Cutting Code: Software and Sociality has eight chapters, with an excellent reference section and index. The titles are as follows: 1: "Introduction: Soft-warily"; 2: "Opening Code: Expression and Execution in Software"; 3: "Algorithms"; 4: "Kernel: Code in Time and Space"; 5: "Java: Practical Virtuality"; 6: "'Pits' and 'Traders': Infrastructures in Software"; 7: "Extreme Programming: Code as Prototype for Software"; and 8: "Conclusion." The book is not especially complex regarding computer technology or programming language, and any reader familiar with basic Internet procedures and general software knowledge will have no problems in this area. However, as mentioned, this is a serious and complex work in the discipline of social and cultural communication studies and as such is written with this specific readership principally in mind.

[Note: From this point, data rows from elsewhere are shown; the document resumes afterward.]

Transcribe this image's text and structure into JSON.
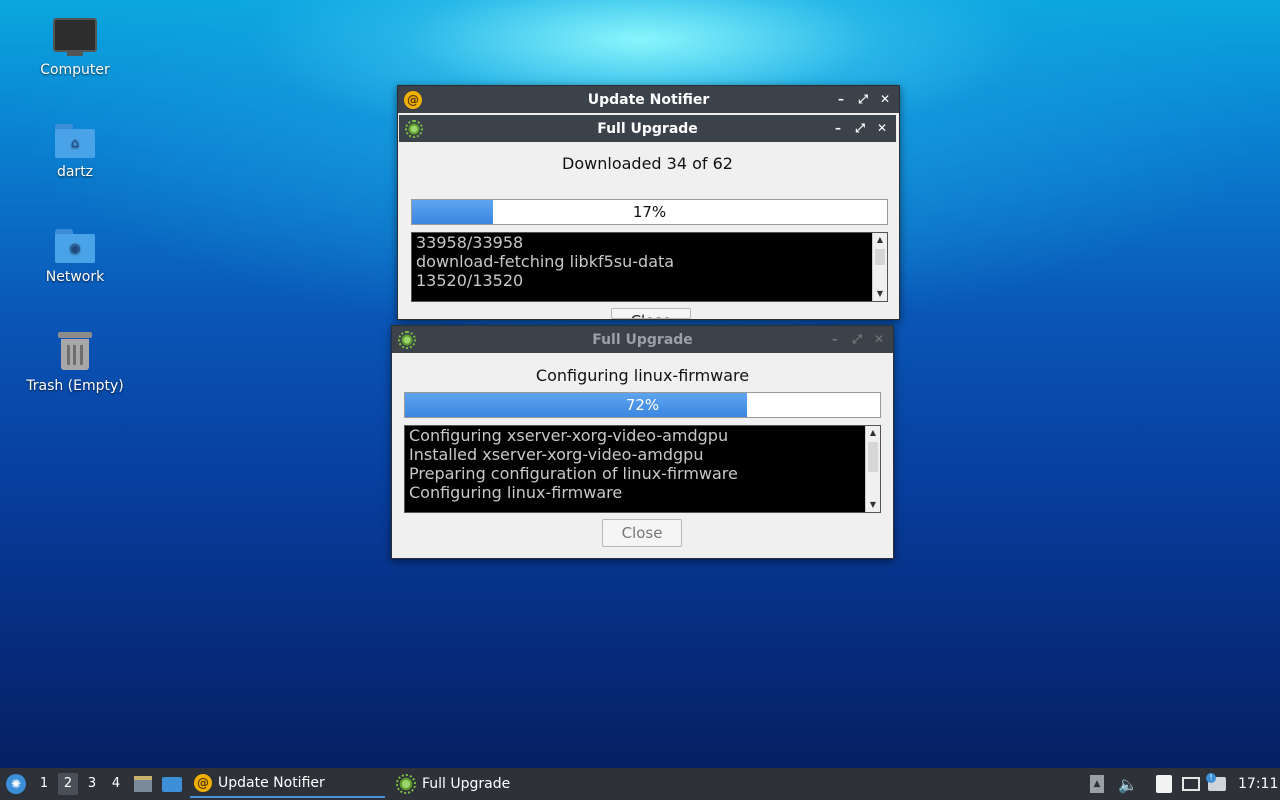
{
  "desktop": {
    "icons": [
      {
        "label": "Computer",
        "icon": "computer-icon"
      },
      {
        "label": "dartz",
        "icon": "home-folder-icon"
      },
      {
        "label": "Network",
        "icon": "network-folder-icon"
      },
      {
        "label": "Trash (Empty)",
        "icon": "trash-icon"
      }
    ]
  },
  "windows": {
    "update_notifier": {
      "title": "Update Notifier",
      "icon": "update-notifier-icon"
    },
    "upgrade1": {
      "title": "Full Upgrade",
      "status": "Downloaded 34 of 62",
      "progress": 17,
      "progress_label": "17%",
      "log": [
        "33958/33958",
        "download-fetching libkf5su-data",
        "13520/13520"
      ],
      "close_label": "Close"
    },
    "upgrade2": {
      "title": "Full Upgrade",
      "status": "Configuring linux-firmware",
      "progress": 72,
      "progress_label": "72%",
      "log": [
        "Configuring xserver-xorg-video-amdgpu",
        "Installed xserver-xorg-video-amdgpu",
        "Preparing configuration of linux-firmware",
        "Configuring linux-firmware"
      ],
      "close_label": "Close"
    },
    "controls": {
      "minimize": "–",
      "maximize": "⤢",
      "close": "✕"
    }
  },
  "taskbar": {
    "workspaces": [
      "1",
      "2",
      "3",
      "4"
    ],
    "active_workspace": "2",
    "tasks": [
      {
        "label": "Update Notifier",
        "icon": "update-notifier-icon",
        "active": true
      },
      {
        "label": "Full Upgrade",
        "icon": "gear-icon",
        "active": false
      }
    ],
    "clock": "17:11"
  },
  "colors": {
    "progress_fill": "#3d86e0",
    "titlebar": "#3c424a",
    "taskbar": "#2e3238"
  }
}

Code is a phenomenon that tends to remain opaque or hidden behind the scenes; the stage is the user(-friendly?) interface of software. Most of us never see the actual code that runs the word processor or sends the instructions to the printer to print out our favorite photos. If you are intrigued to see what an example of real code looks like, load any web page from the Net, click on View in the menu bar of your browser, then click on Source. This will reveal the actual HTML code that runs behind all the buttons and graphics and text of the web page.

Adrian Mackenzie researches and teaches at Lancaster University in the United Kingdom. He has degrees in science and philosophy and a Ph.D. in philosophy. He defines code as "a multivalent index of the relations running among different classes of entity: originators, prototypes and recipients. These classes might include people, situations, organizations, places, devices, habits and practices" (p. 169). This book helps us realize just how important, entrenched and powerful a few lines of letters, word and symbols are in defining our new existence in the digital age. Just as the introduction of the clock and electricity into society dramatically and permanently changed how we live our lives, so too has software and its associated code.

The publication of this book is timely, and it will surely become an essential reference work for all students and scholars in the disciplines of social and cultural studies.